Our study has some limitations because no information on the treatment was available for all participants. The high proportion of not classified samples at subtype level for both core and NS5B regions could be due to the lack of reference sequences of some subtypes in the phylogenetic analysis. Analyzing these samples by another comparator such as LiPA would help to establish whether the method presented here is the best suited for genotyping/subtyping in Cameroonian patients. Regarding the two samples with discordant genotypes in the core and NS5B regions, multiple infections (co-infections/superinfections) is also a possibility because only Sanger sequencing on nested RT-PCR fragments has been performed.
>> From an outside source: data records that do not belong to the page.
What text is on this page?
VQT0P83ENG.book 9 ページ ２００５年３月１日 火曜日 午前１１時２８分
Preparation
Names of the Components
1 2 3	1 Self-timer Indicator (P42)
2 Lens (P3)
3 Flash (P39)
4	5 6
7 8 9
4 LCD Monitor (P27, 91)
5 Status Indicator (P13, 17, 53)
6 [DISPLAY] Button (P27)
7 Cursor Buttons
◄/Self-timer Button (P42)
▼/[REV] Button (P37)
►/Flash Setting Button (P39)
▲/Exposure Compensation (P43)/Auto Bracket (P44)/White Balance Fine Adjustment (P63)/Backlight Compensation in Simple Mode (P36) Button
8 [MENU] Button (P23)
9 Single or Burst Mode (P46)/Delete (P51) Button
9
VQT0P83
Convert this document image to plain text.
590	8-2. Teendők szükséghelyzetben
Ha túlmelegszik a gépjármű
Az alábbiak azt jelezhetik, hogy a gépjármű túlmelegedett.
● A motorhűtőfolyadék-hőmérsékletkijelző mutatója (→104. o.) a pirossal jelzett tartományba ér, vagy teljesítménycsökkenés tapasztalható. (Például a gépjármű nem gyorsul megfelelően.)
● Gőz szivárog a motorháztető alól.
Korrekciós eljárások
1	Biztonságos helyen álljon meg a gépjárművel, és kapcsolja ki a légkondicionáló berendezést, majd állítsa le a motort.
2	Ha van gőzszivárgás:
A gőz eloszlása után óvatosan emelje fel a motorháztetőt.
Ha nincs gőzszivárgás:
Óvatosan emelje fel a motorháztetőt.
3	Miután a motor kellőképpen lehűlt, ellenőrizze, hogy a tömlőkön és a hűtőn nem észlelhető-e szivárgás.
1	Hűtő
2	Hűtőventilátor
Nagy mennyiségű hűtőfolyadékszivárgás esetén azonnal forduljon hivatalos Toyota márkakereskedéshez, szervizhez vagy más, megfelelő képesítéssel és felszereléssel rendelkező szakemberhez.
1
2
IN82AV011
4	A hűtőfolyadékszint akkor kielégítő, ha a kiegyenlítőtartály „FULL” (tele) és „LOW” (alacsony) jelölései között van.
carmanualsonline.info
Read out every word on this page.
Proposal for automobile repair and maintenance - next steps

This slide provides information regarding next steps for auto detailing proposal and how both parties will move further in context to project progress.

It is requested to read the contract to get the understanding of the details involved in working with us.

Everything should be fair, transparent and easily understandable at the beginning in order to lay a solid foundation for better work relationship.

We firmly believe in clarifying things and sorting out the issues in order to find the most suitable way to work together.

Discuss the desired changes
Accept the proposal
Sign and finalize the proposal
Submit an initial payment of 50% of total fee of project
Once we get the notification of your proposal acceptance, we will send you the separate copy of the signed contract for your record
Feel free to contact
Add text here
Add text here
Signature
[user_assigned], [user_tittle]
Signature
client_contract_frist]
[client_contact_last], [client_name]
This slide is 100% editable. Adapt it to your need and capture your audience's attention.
Data presented here is insufficient to establish the two sequences as recombinants.

Conclusion

In this study, we found high amplification rates of HCV in both core and NS5B regions, and a good concordance was obtained at genotype level using both regions except for two samples where putative 1–4 recombinant strains were detected. Since treatment option and duration are genotype specific HCV genotyping based on at least two genomic regions could help to identify putative recombinants/multiple infections and improve therapeutic management of HCV infection. However, even though recombination is rare in HCV infection, further studies are necessary to investigate clinical impacts of HCV recombinants.